The Dnieper flows south through the centrw of Ukraine and bisects its natural zones interconnecting them and connecting them with the Black Sea. Travel is easy from the Dnieper Basin to basins northwest of it, the
Vistula River, the Neman River, and the Daugava River—but difficult to other basins, such as the basins of the Dniester River, the Boh River, the Volga River, and the Don River. Easy communications between the Dnieper River, the
Prypiat River, and the Buh River by means of the Vistula facilitated the expansion of Poland into Ukraine. The Dnieper's role as a unifying force and gateway to the sea was, however, weakened by a 70 km stretch of rapids in the steppe belt. In spite of this obstacle, the Dnieper was the main axis of the first Ukrainian state—Kyivan Rus'. The nucleus of a second state,the Zaporozhian
Sich—arose on the Dnieper. The river is the artery of Ukraine, its main highway, and its source of hydroelectric power.

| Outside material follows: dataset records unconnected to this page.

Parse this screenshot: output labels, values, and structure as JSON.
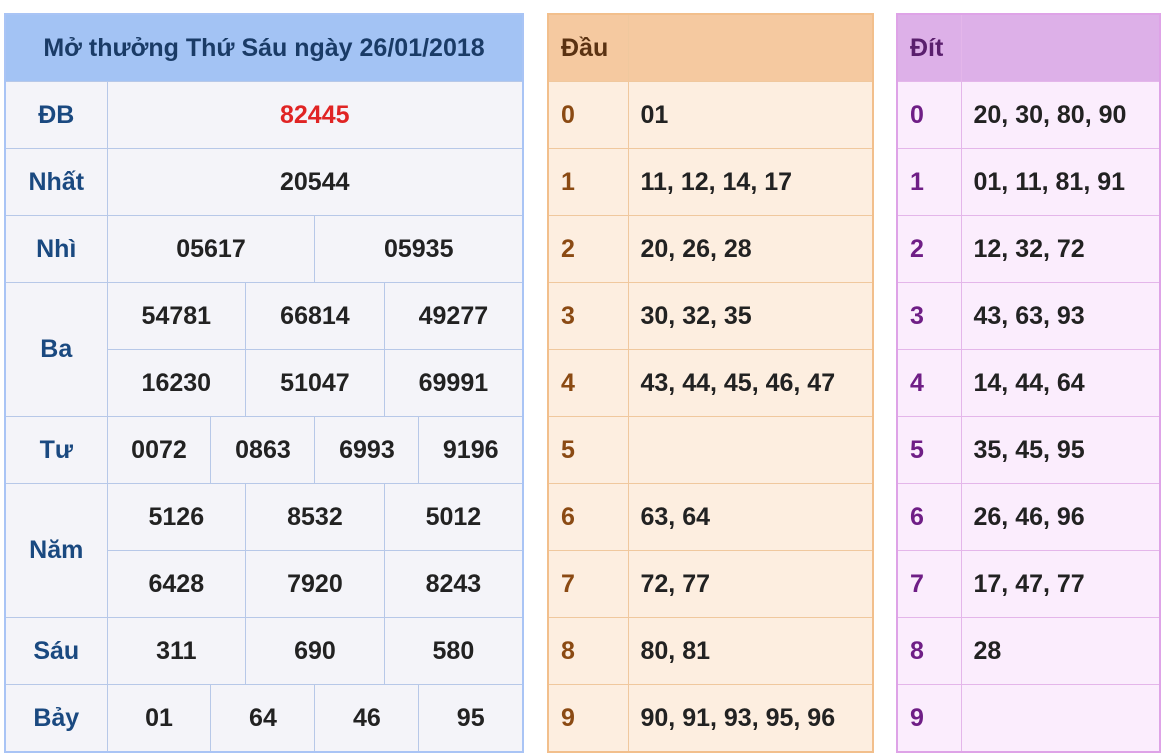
{
  "results": {
    "title": "Mở thưởng Thứ Sáu ngày 26/01/2018",
    "db": {
      "label": "ĐB",
      "values": [
        "82445"
      ]
    },
    "nhat": {
      "label": "Nhất",
      "values": [
        "20544"
      ]
    },
    "nhi": {
      "label": "Nhì",
      "values": [
        "05617",
        "05935"
      ]
    },
    "ba": {
      "label": "Ba",
      "values": [
        "54781",
        "66814",
        "49277",
        "16230",
        "51047",
        "69991"
      ]
    },
    "tu": {
      "label": "Tư",
      "values": [
        "0072",
        "0863",
        "6993",
        "9196"
      ]
    },
    "nam": {
      "label": "Năm",
      "values": [
        "5126",
        "8532",
        "5012",
        "6428",
        "7920",
        "8243"
      ]
    },
    "sau": {
      "label": "Sáu",
      "values": [
        "311",
        "690",
        "580"
      ]
    },
    "bay": {
      "label": "Bảy",
      "values": [
        "01",
        "64",
        "46",
        "95"
      ]
    }
  },
  "dau": {
    "header": "Đầu",
    "rows": [
      {
        "key": "0",
        "values": "01"
      },
      {
        "key": "1",
        "values": "11, 12, 14, 17"
      },
      {
        "key": "2",
        "values": "20, 26, 28"
      },
      {
        "key": "3",
        "values": "30, 32, 35"
      },
      {
        "key": "4",
        "values": "43, 44, 45, 46, 47"
      },
      {
        "key": "5",
        "values": ""
      },
      {
        "key": "6",
        "values": "63, 64"
      },
      {
        "key": "7",
        "values": "72, 77"
      },
      {
        "key": "8",
        "values": "80, 81"
      },
      {
        "key": "9",
        "values": "90, 91, 93, 95, 96"
      }
    ]
  },
  "dit": {
    "header": "Đít",
    "rows": [
      {
        "key": "0",
        "values": "20, 30, 80, 90"
      },
      {
        "key": "1",
        "values": "01, 11, 81, 91"
      },
      {
        "key": "2",
        "values": "12, 32, 72"
      },
      {
        "key": "3",
        "values": "43, 63, 93"
      },
      {
        "key": "4",
        "values": "14, 44, 64"
      },
      {
        "key": "5",
        "values": "35, 45, 95"
      },
      {
        "key": "6",
        "values": "26, 46, 96"
      },
      {
        "key": "7",
        "values": "17, 47, 77"
      },
      {
        "key": "8",
        "values": "28"
      },
      {
        "key": "9",
        "values": ""
      }
    ]
  }
}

Physical geography. The Dnieper is a typical river of the plains, sloping gently and flowing slowly. The water level varies considerably, and the riverbed is unstable. There are many shallow parts, but relatively few turns. The Dnieper Rapids, which today are submerged, are a peculiar feature of the Dnieper. The river's general southerly flow can be broken up into several sections: from its source to Orsha (Vitsebsk oblast) the Dnieper flows southwest, then south to Kiev, then southeast to Dnipropetrovsk, then south for 90 km as far as Zaporizhia, and finally southwest to the estuary in the . Thus, the Dnieper forms a large open bow to the east, doubling the route from central Ukraine to the Black Sea (to 950 km, although Kiev is only 450 km from the sea in a straight line).
The river can be divided into three sections: the upper Dnieper from the source to Kiev (1,333 km, of which 255 km are within Ukraine); the middle, from Kiev to Zaporizhia (536 km), including the above-mentioned stretch of rapids; and the lower, from Zaporizhia to the sea (331 km).